Swedish truck maker Volvo said it would take over Nissan Diesel Motor for $1.1 billion, seeking further growth in Asia and to capitalize on the Japanese truck maker's expertise.
Volvo, the world's No. 2 truck maker and which currently owns 19% of Nissan Diesel, said it would offer 540 yen in cash for all the shares it does not own and put the value of the tender offer at 7.5 billion Swedish crowns.
That is a 22% premium to Monday's closing price and a 32% premium to Nissan Diesel's average price over the past three months. Shares in the Japanese truck maker were untraded due to a flood of buy orders in early Tuesday trade.
"Nissan Diesel's products and know-how represent a valuable complement to the Group's truck business," Volvo Chief Executive Leif Johansson said in a statement. "Nissan Diesel has a solid position in Japan and the rest of Asia where the Volvo Group foresees substantial growth potential," he said.
Tokyo Stock Exchange placed the truck maker on "administrative watch" after Nissan Diesel said Volvo planned to make it a wholly-owned unit and it would be delisted. The two companies plan a news conference at 3.00 p.m. local time in Tokyo.

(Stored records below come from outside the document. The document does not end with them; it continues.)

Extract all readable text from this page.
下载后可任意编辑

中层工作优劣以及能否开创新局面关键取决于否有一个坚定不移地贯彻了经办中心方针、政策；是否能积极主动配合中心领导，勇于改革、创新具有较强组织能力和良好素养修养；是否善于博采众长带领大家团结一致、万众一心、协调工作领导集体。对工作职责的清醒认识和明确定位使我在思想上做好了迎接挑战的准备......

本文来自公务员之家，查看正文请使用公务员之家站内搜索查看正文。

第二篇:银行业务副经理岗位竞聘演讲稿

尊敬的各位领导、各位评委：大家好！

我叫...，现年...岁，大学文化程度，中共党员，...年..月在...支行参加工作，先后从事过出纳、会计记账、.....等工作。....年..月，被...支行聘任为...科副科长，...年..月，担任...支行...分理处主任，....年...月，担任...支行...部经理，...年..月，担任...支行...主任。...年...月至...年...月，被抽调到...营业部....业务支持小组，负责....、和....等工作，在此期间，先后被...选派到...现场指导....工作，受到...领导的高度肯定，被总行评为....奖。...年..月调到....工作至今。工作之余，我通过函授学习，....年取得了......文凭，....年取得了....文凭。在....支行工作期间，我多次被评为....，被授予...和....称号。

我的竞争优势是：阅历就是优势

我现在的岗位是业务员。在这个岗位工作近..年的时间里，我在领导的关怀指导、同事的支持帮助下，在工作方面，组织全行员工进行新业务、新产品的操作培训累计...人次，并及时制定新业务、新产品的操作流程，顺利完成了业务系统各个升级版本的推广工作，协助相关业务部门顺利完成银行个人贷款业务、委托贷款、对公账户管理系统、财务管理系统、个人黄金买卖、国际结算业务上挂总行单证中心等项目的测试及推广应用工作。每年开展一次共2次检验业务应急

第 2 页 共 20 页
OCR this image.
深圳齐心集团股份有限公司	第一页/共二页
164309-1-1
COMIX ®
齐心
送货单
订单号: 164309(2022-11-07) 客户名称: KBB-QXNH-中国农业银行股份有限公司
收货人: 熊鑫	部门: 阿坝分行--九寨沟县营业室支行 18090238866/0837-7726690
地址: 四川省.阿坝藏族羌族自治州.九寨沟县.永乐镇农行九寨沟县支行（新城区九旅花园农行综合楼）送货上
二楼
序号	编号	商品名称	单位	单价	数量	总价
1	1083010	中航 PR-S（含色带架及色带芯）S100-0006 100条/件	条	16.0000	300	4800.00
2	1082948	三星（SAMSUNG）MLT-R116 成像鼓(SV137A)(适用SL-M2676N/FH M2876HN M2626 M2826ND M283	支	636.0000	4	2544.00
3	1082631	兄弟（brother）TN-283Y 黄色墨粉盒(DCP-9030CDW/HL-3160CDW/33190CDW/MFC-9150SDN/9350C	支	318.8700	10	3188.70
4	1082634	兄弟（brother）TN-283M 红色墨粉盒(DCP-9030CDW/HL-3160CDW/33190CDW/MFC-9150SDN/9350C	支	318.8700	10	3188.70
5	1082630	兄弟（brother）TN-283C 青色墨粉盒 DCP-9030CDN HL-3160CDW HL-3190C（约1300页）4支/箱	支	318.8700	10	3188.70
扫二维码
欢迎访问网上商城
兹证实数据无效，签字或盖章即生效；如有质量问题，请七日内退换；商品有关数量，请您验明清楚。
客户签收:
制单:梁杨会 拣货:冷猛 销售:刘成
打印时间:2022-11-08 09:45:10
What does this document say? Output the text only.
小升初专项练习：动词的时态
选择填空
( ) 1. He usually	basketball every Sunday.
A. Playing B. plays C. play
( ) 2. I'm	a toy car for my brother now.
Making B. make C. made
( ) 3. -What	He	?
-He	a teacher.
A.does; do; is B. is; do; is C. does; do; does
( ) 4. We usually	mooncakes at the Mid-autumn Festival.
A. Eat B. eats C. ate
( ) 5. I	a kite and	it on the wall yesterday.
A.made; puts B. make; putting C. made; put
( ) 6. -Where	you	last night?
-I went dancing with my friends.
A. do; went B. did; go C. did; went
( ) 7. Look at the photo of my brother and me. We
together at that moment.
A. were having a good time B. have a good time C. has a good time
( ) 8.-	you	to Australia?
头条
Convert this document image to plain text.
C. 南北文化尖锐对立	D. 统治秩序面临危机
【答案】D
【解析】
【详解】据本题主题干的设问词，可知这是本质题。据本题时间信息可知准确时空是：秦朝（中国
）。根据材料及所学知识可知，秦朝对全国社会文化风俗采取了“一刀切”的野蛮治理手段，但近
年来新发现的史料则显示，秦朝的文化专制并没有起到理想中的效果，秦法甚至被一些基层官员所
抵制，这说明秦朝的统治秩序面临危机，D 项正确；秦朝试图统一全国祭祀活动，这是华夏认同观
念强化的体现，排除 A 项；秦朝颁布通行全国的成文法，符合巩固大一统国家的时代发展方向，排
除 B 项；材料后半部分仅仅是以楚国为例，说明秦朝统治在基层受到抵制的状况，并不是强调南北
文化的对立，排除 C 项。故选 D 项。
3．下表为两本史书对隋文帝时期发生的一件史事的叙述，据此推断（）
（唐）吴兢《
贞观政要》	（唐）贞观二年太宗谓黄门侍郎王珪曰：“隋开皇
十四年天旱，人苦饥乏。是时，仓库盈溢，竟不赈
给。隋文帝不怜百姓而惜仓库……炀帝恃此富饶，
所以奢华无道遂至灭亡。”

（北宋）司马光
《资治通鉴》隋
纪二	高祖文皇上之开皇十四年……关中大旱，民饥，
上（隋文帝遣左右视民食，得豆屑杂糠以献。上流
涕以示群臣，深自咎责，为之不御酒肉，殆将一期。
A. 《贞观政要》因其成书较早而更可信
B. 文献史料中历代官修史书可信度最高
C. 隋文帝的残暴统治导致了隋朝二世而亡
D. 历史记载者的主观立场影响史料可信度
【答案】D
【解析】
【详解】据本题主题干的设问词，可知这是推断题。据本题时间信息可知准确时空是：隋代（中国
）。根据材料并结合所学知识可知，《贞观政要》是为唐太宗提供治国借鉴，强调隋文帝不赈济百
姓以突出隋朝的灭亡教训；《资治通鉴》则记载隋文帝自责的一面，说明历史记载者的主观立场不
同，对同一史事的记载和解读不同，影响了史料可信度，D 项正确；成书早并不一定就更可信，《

Volvo said it would benefit from Nissan Diesel's expertise in medium-heavy trucks and hybrid technology. Joint studies had shown the two firms would benefit from combined procurement, product development and working together on engines, it said.
Volvo became the top shareholder in Nissan Diesel in March last year, replacing Nissan Motor.
Last month, China's Dongfeng Motor Group said it was in talks to bring Volvo into an existing vehicle venture with Nissan Motor, under which Volvo would replace Nissan as Dongfeng's partner in making heavy and medium-duty commercial vehicles.